点滴が終わった。起き上がったら嘔気がしたので、トイレに行かせてもらうことにした。

元気な看護師さんが付き添ってくれて、トイレに向かう。長く寝ていたせいか何だか両肩が痛い。

トイレに入ったらとにかく気持ち悪くて、便器にしゃがんでしまった。外から看護師さんが声をかけている。すみません、気持ち悪いんでちょっと待ってください、と言えたのかわからない、なんか大声で話しかけられながら車椅子に乗せられたところでブラックアウト。

気づいたら仰臥位で両足挙上し医師が3人看護師3人ぐらいに囲まれていた。婦人科の部長がボルベンを握りしめている。

やってしまった、コードブルー鳴っちゃった!?と思ったけど婦人科外来の中での出来事だったみたい。

わかる??????とさっきの元気な看護師が私の頬をずっと叩いている。なんて原始的な声かけ。

わかります、すみません。血圧70台、と言われて「元々低いです、当直明け78くらいだったことも…」といらない見栄を張る

さっき見てくださった婦人科の先生に「入院しようね?」「流石に入院させてください」と答える

  • 病棟へ

そこからは頭を起こすと嘔吐、を繰り返してしまった

恥ずかしながら痛みでわごっているのだと思っていた。

そしてどんどん肩が痛くなってきた。下腹部の痛みは何なら自制内になってきた。

後程Chat GPTが教えてくれたが、両肩の痛みは腹腔内出血による横隔膜神経刺激で起こる放散痛であった。
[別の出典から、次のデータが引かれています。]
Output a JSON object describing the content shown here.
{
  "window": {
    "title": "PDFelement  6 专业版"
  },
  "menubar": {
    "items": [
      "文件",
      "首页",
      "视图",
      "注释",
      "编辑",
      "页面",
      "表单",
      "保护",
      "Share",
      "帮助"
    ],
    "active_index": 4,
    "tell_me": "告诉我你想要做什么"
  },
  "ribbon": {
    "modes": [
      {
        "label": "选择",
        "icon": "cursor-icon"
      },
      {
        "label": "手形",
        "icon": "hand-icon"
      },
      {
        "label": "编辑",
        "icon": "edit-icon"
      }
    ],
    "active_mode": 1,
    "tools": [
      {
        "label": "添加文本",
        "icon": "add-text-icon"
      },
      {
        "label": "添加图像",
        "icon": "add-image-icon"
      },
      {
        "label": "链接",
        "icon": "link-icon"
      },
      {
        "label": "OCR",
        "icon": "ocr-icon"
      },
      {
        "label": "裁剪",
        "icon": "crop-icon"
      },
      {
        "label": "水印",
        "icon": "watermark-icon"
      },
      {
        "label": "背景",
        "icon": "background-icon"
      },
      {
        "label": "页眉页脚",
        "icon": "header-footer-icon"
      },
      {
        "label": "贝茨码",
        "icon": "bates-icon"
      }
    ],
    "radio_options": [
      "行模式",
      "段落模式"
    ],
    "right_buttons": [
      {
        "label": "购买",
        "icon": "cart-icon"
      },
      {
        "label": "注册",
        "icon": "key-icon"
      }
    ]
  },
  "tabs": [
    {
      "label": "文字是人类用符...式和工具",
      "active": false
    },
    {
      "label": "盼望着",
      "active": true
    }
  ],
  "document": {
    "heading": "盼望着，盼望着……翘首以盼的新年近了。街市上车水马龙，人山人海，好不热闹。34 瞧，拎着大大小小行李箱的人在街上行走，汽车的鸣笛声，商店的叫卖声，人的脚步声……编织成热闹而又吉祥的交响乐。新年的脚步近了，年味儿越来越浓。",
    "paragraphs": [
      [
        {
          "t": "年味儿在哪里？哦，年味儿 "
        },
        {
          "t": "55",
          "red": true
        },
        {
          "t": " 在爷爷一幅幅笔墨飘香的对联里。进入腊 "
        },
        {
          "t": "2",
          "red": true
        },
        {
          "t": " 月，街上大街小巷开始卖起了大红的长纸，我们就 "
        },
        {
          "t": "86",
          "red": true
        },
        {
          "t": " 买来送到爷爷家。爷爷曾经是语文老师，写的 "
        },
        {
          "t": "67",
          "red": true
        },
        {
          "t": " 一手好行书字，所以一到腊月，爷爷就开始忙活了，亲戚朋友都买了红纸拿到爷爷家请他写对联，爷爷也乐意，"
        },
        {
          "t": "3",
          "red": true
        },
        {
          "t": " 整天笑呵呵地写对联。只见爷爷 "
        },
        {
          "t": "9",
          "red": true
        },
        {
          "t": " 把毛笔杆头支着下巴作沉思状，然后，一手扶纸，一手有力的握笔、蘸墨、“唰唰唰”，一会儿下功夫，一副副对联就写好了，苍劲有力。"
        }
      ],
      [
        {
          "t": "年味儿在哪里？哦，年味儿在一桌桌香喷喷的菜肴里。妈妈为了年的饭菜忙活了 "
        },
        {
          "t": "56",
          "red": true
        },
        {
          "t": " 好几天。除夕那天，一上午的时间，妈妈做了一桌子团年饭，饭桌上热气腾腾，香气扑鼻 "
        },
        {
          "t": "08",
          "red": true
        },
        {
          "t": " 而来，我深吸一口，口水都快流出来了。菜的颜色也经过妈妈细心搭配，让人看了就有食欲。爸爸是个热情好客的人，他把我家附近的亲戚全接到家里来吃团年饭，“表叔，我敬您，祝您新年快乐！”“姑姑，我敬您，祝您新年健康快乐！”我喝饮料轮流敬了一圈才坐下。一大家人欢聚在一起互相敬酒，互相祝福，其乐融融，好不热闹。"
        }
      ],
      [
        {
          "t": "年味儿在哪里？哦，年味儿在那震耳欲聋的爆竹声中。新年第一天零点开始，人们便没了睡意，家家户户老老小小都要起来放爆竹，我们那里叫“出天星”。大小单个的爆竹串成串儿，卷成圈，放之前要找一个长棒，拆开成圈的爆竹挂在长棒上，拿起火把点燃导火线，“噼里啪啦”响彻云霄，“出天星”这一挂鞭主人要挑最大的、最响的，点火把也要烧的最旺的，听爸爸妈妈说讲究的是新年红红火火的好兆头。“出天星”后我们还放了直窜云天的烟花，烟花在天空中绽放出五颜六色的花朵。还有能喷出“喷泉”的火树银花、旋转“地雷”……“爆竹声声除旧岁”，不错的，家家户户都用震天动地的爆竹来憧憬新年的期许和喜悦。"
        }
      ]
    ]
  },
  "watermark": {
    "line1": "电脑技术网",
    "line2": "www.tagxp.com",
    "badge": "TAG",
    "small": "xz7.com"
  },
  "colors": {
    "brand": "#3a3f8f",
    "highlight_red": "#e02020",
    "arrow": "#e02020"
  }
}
あまりに体も起こせないのでバルーンを入れてもらうことにも同意。

バルーンは入れる時はそんなだけど、入れた後の膀胱炎の時みたいな残尿感が不快だった。でもこれで床上排泄や…と安心する。

夫に入院になった、と連絡。

病室に上がった時、婦人科の先生が念の為hCG出していい?と言われてもちろん、とお答えする。

優しい看護師さんが荷物を持ってきてくれる。お昼に食べようと持参していたお弁当どうする?と言われて、夫にあげようかと思ったけど、なぜか惜しくなり自分で食べると答える

チンまでしてくれる優しさ。卵焼きを二つ食べて、やはり気持ち悪くてそれ以上進まなかった。

この辺で肩の痛みについて調べて、嫌な予感がしていた。

  • 子宮外妊娠の診断

hCGは3500くらいだったと思う。

泣いた。子宮外妊娠や、Opeですね。と言ったけどまた胎嚢が確認できていない。

正常妊娠+卵巣出血の可能性もなきにしもあらずなのか、と僅かな希望があったけどそんなわけなかった。

MRIを撮る、となって同意書書いて、時間がないからエコーもう一度当てようとベッドサイドで経膣エコー。

経膣エコーって、診察台じゃなくてもやっぱりできるよね?????と思ったりした。

左の卵巣に胎嚢らしきものがありそう、となり、子宮外妊娠確定する。

研修医に滴下の悪い正中のルートを取り直してもらいながらボロボロ泣いてしまった。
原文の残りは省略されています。